Linuxish and doesn't even make sense since the value may vary according to the running kernel.  Should use `sysconf(_SC_CLK_TCK)` or `CLK_TCK` instead.

## <a name="SIOCDEVPRIVATE"> `SIOCDEVPRIVATE` </a>

Oh, we should probably provide it.

## <a name="MAP_NORESERVE"> `MAP_NORESERVE` </a>

Not POSIX, but we could implement it.
See [[glibc/mmap]].

## <a name="O_DIRECT"> `O_DIRECT` </a>

Long story to implement.

## <a name="PTHREAD_ERRORCHECK_MUTEX_INITIALIZER_NP"> `PTHREAD_ERRORCHECK_MUTEX_INITIALIZER_NP` </a>

We could easily provide it;

## <a name="PTHREAD_STACK_MIN"> `PTHREAD_STACK_MIN` </a>

We should actually provide it.

## <a name="types"> `linux/types.h` or `asm/types.h` </a>

These are not POSIX, `sys/types.h` and `stdint.h` should be used instead.

## <a name="iopl"> `iopl` </a>

Not supported and actually very dangerous (permits userland to completely disable interruptions...). Replace with `ioperm(0, 65536, 1)`.

## <a name="iopl"> `semget`, `sem_open` </a>

Not implemented, will always fail.  Use `sem_init()` instead if possible.

## <a name="net/..."> `net/if_arp.h`, `net/ethernet.h`, etc. </a>

Not implemented, not POSIX.  Try to disable the feature in the package.

## <a name="parport"> <linux/parport.h> <linux/ppdev.h> </a>

There is no programming interface for the parallel port on GNU/Hurd yet.

## <a name="cdrom"> <linux/cdrom.h> </a>

Use <sys/cdrom.h> instead.

## <a name="baud"> CBAUD </a>

This is not actually standard; cfsetspeed, cfsetispeed, or cfsetospeed should be used instead.

## <a name="errno"> `errno` values </a>

When dealing with `errno`, you should always use the predefined error codes defined with the `E*` constants, instead of manually comparing/assigning/etc with their values.

For example (C/C++):

    /* check whether it does not exist */
    if (errno == 2)
      ...

or Python:

    # check whether it does not exist
    try:
      ...
    except OSError, err:
      err.errno == 2:
        ...

This is wrong, as [the actual values of the `E*` are unspecified (per POSIX)](http://www.opengroup.org/onlinepubs/009695399/functions/xsh_chap02_03.html#tag_02_03).
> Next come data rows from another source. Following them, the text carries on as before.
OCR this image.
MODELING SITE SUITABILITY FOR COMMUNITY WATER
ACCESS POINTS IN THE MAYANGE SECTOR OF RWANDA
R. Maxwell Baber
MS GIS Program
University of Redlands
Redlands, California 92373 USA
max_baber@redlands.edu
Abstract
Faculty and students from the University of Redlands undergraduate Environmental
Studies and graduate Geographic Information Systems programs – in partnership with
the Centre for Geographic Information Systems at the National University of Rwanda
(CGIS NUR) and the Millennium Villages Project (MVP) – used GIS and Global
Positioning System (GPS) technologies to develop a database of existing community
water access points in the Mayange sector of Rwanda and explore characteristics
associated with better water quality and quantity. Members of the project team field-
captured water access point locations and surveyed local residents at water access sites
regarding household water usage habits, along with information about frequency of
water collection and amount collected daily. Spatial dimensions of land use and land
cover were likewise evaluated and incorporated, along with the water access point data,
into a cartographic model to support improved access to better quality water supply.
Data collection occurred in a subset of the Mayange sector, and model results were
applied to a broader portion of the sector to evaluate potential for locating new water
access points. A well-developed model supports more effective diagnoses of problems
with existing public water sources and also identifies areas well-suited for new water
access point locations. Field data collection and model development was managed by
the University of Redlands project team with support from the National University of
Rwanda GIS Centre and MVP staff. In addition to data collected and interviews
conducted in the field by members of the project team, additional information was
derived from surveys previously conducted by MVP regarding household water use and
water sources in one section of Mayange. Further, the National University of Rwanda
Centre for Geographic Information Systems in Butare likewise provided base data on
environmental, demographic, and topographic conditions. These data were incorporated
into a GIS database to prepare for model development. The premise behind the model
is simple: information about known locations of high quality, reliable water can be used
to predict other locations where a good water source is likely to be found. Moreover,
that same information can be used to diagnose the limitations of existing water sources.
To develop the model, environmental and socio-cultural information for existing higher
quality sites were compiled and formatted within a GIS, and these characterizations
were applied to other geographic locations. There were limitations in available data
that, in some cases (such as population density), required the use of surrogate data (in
You must always use the predefined constants for the possible errors.

For example (C/C++):

    /* check whether it does not exist */
    if (errno == ENOENT)
      ...

With Python, you can use the [`errno` module](http://docs.python.org/library/errno.html) for the various constants:

    # check whether it does not exist
    try:
      ...
    except OSError, err:
      import errno
      err.errno == errno.ENOENT:
        ...

## <a name="libdl"> undefined reference to `dlopen`, `dlsym`, `dlclose` </a>

Configure script often hardcode the library that contains dlopen & such (`-ldl'), and only for Linux. Simply add the other GNU OS cases: replace `linux*' with `linux*|gnu*|k*bsd*-gnu`

## <a name="linux_headers"> Missing `linux/types.h`, `asm/types.h`, `linux/limits.h`, `asm/byteorder.h`, `sys/endian.h`, `asm/ioctl.h`, `asm/ioctls.h`, `linux/soundcard.h` </a>

These are often used (from lame rgrep results) instead of their standard equivalents: `sys/types.h` (or `stdint.h` for fixed-size types), `limits.h`, `endian.h`, `sys/ioctl.h`, `sys/soundcard.h`

## <a name="linux_features"> Missing `sys/*.h`, `linux/*.h`</a>

These are linuxish things, they may not have Hurd equivalents yet, better disable the code.